2) Make sure someone is asking for what you’re analyzing. If someone isn’t asking for it, then it’s not going to be utilized. I’ve made the mistake of building dashboards I thought would be useful to a department, only to find out that they were busy solving other problems and never actually spent time with what I built. If no one is worried about customer trends at the moment, don’t spend time collecting and analyzing customer trend data. It’s not to say customer trends aren’t important, but the data needs an end-user that cares to spend time with what you’re building in order to generate the business impact. Wait for the need to be raised, before spending the time developing analysis related to that data related to that need if at all possible. Better yet, consider if you even need to start collecting data related to that area if it makes sense. Yes, often times for things like trends you need to have already collected data over time to circle back and analyze it, but that’s also the excuse companies will use to collect and store EVERYTHING on the off chance someone wants to analyze the full corpus over time.
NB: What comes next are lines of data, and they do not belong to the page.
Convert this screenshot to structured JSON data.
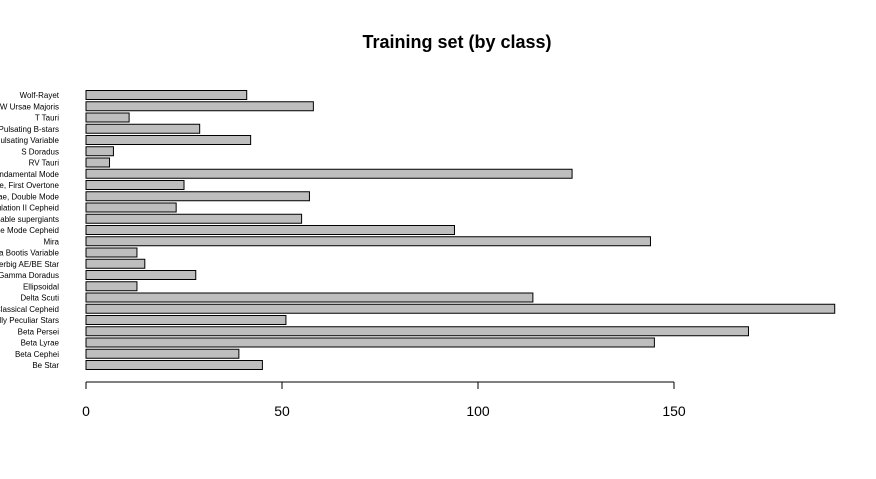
{
  "chart_data": {
    "type": "bar",
    "orientation": "horizontal",
    "title": "Training set (by class)",
    "xlabel": "",
    "ylabel": "",
    "xlim": [
      0,
      190
    ],
    "x_ticks": [
      0,
      50,
      100,
      150
    ],
    "x_tick_labels": [
      "0",
      "50",
      "100",
      "150"
    ],
    "grid": false,
    "bar_color": "#bebebe",
    "bar_edge_color": "#000000",
    "categories": [
      "Be Star",
      "Beta Cephei",
      "Beta Lyrae",
      "Beta Persei",
      "Chemically Peculiar Stars",
      "Classical Cepheid",
      "Delta Scuti",
      "Ellipsoidal",
      "Gamma Doradus",
      "Herbig AE/BE Star",
      "Lambda Bootis Variable",
      "Mira",
      "Multiple Mode Cepheid",
      "Periodically variable supergiants",
      "Population II Cepheid",
      "RR Lyrae, Double Mode",
      "RR Lyrae, First Overtone",
      "RR Lyrae, Fundamental Mode",
      "RV Tauri",
      "S Doradus",
      "Semiregular Pulsating Variable",
      "Slowly Pulsating B-stars",
      "T Tauri",
      "W Ursae Majoris",
      "Wolf-Rayet"
    ],
    "values": [
      45,
      39,
      145,
      169,
      51,
      191,
      114,
      13,
      28,
      15,
      13,
      144,
      94,
      55,
      23,
      57,
      25,
      124,
      6,
      7,
      42,
      29,
      11,
      58,
      41
    ]
  }
}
3) Get rid of what’s not tied to a measurable business impact. Don’t be afraid to drop what’s not being used or stop collecting data that isn’t useful. A lean and effective data warehouse driving quantifiable business impact is far more useful at the end of the day than massive data lakes with very little tangible business value. Too much data infrastructure built up around data that’s not entirely useful is going to grow in cost and complexity to maintain. It’s better to ramp down parts of your data organization that isn’t beneficial than try and keep it all going on the off chance less useful parts of your data ecosystem are utilized at some point down the line.
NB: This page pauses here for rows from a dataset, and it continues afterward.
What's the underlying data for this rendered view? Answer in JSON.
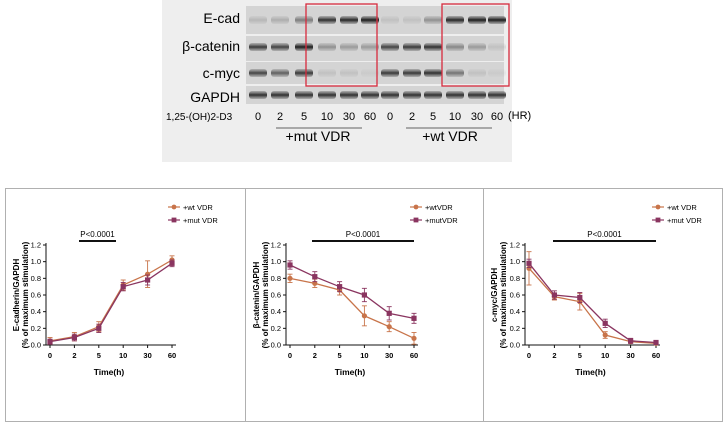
{
  "blot": {
    "row_labels": [
      "E-cad",
      "β-catenin",
      "c-myc",
      "GAPDH"
    ],
    "treatment_label": "1,25-(OH)2-D3",
    "unit_label": "(HR)",
    "time_points": [
      "0",
      "2",
      "5",
      "10",
      "30",
      "60",
      "0",
      "2",
      "5",
      "10",
      "30",
      "60"
    ],
    "group_labels": [
      "+mut VDR",
      "+wt VDR"
    ],
    "highlight_color": "#d62a3c"
  },
  "chart_data": [
    {
      "type": "line",
      "title": "",
      "annotation": "P<0.0001",
      "xlabel": "Time(h)",
      "ylabel": [
        "E-cadherin/GAPDH",
        "(% of maximum stimulation)"
      ],
      "categories": [
        "0",
        "2",
        "5",
        "10",
        "30",
        "60"
      ],
      "ylim": [
        0,
        1.2
      ],
      "yticks": [
        "0.0",
        "0.2",
        "0.4",
        "0.6",
        "0.8",
        "1.0",
        "1.2"
      ],
      "legend": [
        "+wt VDR",
        "+mut VDR"
      ],
      "series": [
        {
          "name": "+wt VDR",
          "color": "#c8744a",
          "marker": "circle",
          "values": [
            0.05,
            0.1,
            0.22,
            0.72,
            0.85,
            1.02
          ],
          "errors": [
            0.04,
            0.05,
            0.06,
            0.06,
            0.16,
            0.05
          ]
        },
        {
          "name": "+mut VDR",
          "color": "#8a3560",
          "marker": "square",
          "values": [
            0.04,
            0.09,
            0.2,
            0.7,
            0.78,
            0.98
          ],
          "errors": [
            0.03,
            0.04,
            0.05,
            0.05,
            0.06,
            0.04
          ]
        }
      ]
    },
    {
      "type": "line",
      "title": "",
      "annotation": "P<0.0001",
      "xlabel": "Time(h)",
      "ylabel": [
        "β-catenin/GAPDH",
        "(% of maximum stimulation)"
      ],
      "categories": [
        "0",
        "2",
        "5",
        "10",
        "30",
        "60"
      ],
      "ylim": [
        0,
        1.2
      ],
      "yticks": [
        "0.0",
        "0.2",
        "0.4",
        "0.6",
        "0.8",
        "1.0",
        "1.2"
      ],
      "legend": [
        "+wtVDR",
        "+mutVDR"
      ],
      "series": [
        {
          "name": "+wtVDR",
          "color": "#c8744a",
          "marker": "circle",
          "values": [
            0.8,
            0.74,
            0.66,
            0.35,
            0.22,
            0.08
          ],
          "errors": [
            0.05,
            0.05,
            0.06,
            0.12,
            0.06,
            0.07
          ]
        },
        {
          "name": "+mutVDR",
          "color": "#8a3560",
          "marker": "square",
          "values": [
            0.96,
            0.82,
            0.7,
            0.6,
            0.38,
            0.32
          ],
          "errors": [
            0.05,
            0.06,
            0.06,
            0.08,
            0.08,
            0.06
          ]
        }
      ]
    },
    {
      "type": "line",
      "title": "",
      "annotation": "P<0.0001",
      "xlabel": "Time(h)",
      "ylabel": [
        "c-myc/GAPDH",
        "(% of maximum stimulation)"
      ],
      "categories": [
        "0",
        "2",
        "5",
        "10",
        "30",
        "60"
      ],
      "ylim": [
        0,
        1.2
      ],
      "yticks": [
        "0.0",
        "0.2",
        "0.4",
        "0.6",
        "0.8",
        "1.0",
        "1.2"
      ],
      "legend": [
        "+wt VDR",
        "+mut VDR"
      ],
      "series": [
        {
          "name": "+wt VDR",
          "color": "#c8744a",
          "marker": "circle",
          "values": [
            0.92,
            0.58,
            0.52,
            0.12,
            0.04,
            0.02
          ],
          "errors": [
            0.2,
            0.04,
            0.1,
            0.04,
            0.02,
            0.01
          ]
        },
        {
          "name": "+mut VDR",
          "color": "#8a3560",
          "marker": "square",
          "values": [
            0.98,
            0.6,
            0.57,
            0.26,
            0.05,
            0.03
          ],
          "errors": [
            0.05,
            0.05,
            0.06,
            0.05,
            0.03,
            0.01
          ]
        }
      ]
    }
  ]
}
4) Use what’s easy to collect and analyze first, then work your way to bigger and more complex data ecosystems. Doesn’t have to be state of the art to be useful, and it doesn’t have to be big data to drive a business impact. Consider the right tool for the job, and only grow your ecosystem into more data sets, handling more complexity, as what you’ve built today ties to a measurable ROI with the full buy-in of your stakeholders. If everyone can point to the use what you’ve build and managed today can provide, it’s much easier to justify going to the next level in both time and cost.